The latest is Pope Francis, who became the first pontiff to warn of ocean warming, acidification and sea-level rise, pointing out in his recent encyclical that “a quarter of the world’s population lives on the coast or nearby, and … the majority of our megacities are situated in coastal areas”.
Our research adds to the mounting evidence that these leaders are right when they say we need to act decisively on fossil fuel emissions and other drivers of climate change.
One of the most stunning conclusions from the IPCC’s report is the statement that “the current rate and magnitude of ocean acidification are at least ten times faster than any event within the last 65 million years”. Given that periods of rapid acidification over tens of thousands of years – slow by our current human-driven standard – resulted in mass extinction and ecological collapse, this alone should be reason to act.
In a few regions, such as the North Sea, temporary increases in fisheries production are being reported, as the ice retreats, seas warm, and productivity increases. But these benefits are few and far between, and are likely to disappear over time as the ocean warms and acidifies further.
Coral reefs perhaps provide the perfect parable for the Pope’s encyclical. Everyone appreciates their beauty and value, but few may be aware of the crucial role they play in terms of protecting coastlines, and supporting fisheries and other industries. They generate hundreds of billions of dollars each year and support some 500 million – mostly impoverished – people worldwide. Our report highlights the extreme sensitivity of these ecosystems to ocean warming and acidification.

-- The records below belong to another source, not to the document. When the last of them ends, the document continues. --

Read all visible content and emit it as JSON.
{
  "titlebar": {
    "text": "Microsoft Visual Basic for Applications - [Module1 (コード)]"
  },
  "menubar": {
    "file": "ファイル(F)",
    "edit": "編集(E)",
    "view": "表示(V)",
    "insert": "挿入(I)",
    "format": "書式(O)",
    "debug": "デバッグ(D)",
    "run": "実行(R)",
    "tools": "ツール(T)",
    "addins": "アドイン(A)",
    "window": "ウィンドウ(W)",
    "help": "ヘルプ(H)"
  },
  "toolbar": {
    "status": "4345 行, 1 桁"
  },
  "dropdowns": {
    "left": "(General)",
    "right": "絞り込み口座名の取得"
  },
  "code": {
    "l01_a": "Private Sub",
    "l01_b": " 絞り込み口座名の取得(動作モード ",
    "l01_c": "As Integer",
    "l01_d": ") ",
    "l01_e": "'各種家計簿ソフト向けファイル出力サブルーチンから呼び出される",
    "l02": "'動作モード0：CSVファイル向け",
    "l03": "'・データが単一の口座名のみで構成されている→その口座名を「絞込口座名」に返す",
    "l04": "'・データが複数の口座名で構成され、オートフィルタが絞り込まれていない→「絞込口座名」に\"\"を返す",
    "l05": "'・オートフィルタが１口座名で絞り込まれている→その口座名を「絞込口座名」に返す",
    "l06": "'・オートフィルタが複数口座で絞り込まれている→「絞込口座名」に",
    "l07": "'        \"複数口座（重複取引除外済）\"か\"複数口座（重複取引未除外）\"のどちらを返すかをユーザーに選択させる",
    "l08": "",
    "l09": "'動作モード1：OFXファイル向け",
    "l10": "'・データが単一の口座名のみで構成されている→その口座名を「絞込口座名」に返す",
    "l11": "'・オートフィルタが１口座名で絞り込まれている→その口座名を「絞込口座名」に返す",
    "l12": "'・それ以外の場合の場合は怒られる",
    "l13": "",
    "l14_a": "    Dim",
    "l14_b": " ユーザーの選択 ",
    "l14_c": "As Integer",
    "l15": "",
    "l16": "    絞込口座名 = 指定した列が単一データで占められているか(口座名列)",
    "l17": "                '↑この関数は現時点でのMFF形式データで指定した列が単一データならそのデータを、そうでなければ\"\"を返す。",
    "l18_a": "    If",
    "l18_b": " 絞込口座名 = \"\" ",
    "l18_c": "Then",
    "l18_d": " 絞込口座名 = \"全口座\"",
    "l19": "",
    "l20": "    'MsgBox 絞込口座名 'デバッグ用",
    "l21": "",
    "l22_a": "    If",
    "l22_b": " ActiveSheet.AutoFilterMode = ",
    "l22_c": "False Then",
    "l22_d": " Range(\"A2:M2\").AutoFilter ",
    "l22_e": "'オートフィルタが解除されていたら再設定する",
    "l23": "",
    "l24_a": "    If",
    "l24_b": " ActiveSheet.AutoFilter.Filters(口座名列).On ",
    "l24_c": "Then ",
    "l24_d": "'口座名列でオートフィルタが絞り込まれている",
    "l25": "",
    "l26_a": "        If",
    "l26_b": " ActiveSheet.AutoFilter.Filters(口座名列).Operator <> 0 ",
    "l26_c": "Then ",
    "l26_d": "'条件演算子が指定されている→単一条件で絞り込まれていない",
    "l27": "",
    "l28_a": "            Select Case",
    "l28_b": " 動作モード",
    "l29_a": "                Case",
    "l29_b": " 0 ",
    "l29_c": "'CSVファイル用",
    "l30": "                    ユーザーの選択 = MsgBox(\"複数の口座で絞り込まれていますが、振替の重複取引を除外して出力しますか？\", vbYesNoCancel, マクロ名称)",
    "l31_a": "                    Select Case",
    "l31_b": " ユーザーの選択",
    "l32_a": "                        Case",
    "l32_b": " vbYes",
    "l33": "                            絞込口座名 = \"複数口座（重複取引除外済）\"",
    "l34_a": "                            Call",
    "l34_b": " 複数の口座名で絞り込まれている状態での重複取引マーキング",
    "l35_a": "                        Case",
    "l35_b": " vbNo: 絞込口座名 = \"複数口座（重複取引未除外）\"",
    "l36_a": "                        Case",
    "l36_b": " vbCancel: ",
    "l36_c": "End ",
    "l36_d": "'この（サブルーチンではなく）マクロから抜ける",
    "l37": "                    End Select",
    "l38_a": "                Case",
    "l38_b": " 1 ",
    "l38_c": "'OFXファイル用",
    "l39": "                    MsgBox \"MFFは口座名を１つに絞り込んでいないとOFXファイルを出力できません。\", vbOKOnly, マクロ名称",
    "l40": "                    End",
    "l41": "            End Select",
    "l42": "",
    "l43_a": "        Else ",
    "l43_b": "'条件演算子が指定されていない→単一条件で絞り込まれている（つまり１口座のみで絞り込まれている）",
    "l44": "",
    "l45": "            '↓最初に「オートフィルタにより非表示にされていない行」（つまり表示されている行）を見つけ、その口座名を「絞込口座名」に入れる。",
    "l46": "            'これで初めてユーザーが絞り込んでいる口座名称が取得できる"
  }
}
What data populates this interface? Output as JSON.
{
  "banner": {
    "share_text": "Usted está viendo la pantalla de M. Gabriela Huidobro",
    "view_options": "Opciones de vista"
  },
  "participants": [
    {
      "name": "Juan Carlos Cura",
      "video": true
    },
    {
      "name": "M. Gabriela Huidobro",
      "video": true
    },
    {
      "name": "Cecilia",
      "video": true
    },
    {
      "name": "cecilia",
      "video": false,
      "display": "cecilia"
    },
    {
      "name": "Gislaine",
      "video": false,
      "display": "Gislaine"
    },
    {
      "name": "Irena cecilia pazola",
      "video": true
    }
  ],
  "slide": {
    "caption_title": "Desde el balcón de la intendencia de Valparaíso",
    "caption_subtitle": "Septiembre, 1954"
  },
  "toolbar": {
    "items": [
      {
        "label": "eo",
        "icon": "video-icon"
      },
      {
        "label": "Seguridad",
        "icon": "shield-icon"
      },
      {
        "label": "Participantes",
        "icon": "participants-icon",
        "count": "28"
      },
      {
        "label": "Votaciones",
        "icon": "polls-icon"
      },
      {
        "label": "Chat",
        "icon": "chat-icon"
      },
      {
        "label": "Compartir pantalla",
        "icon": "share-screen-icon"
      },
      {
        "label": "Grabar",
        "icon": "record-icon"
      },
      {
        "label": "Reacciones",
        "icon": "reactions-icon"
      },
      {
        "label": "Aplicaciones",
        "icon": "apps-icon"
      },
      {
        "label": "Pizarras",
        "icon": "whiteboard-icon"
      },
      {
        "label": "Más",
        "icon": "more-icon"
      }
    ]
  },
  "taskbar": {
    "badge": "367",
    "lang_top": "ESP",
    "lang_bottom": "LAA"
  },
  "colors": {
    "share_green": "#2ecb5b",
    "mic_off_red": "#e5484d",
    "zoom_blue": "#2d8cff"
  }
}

Work to do at the Paris summit
As we progress down the road to Paris, paved with skeletons of these important organisms, there is little doubt about the amount of work that needs to be done in Paris. Analysis of the world’s “carbon budget” (see here and here) suggests we can emit about another 500-800 billion tonnes (gigatonnes) of carbon dioxide before we push global temperatures beyond 2C above the pre-industrial average. This gives us about 20 years before net global emissions have to fall to zero – a tall order, indeed.
There is hope. The recent US-China climate deal is one reason to be optimistic that negotiations in Paris will be smoother than at the Copenhagen climate talks in 2009. But I wonder whether leaders are aware of the true scale of the work that needs to be done to avoid catastrophe. Perhaps the fact that China this week made clear the strength of its new climate commitments is evidence of this.
Yet here is a sobering calculation: imagine the rest of the world falls into line with the US and Chinese climate targets. How much of the world’s budget would we then still burn?
The answer is the world would still emit 1,400 gigatonnes of CO2, or 175-280 percent of our remaining budget, dragging average global warming to 3C and beyond (see the orange line on the graph below). This would be disastrous for us and our children, and many of the benefits of our oceans (coral reefs, fisheries, coastal living) would be transformed beyond recognition.
An ethical response
Mention of “us and our children” brings us back to Pope Francis and the importance of not reducing everything to a dollar value. Yet even in pure economic terms, given that the IPCC calculates that keeping atmospheric CO2 below about 450 parts per million (which would give us a good chance of staying within the 2C guardrail) would cost just 0.06% of global consumption growth per year, one is left wondering why we are not jumping right in and solving this problem.
To that end, Pope Francis made an important observation:
In a word, businesses profit by calculating and paying only a fraction of the costs involved. Yet only when “the economic and social costs of using up shared environmental resources are recognized with transparency and fully borne by those who incur them, not by other peoples or future generations”, can those actions be considered ethical.
One can only hope the leaders heading to Paris will heed his words and drive their efforts in a new direction.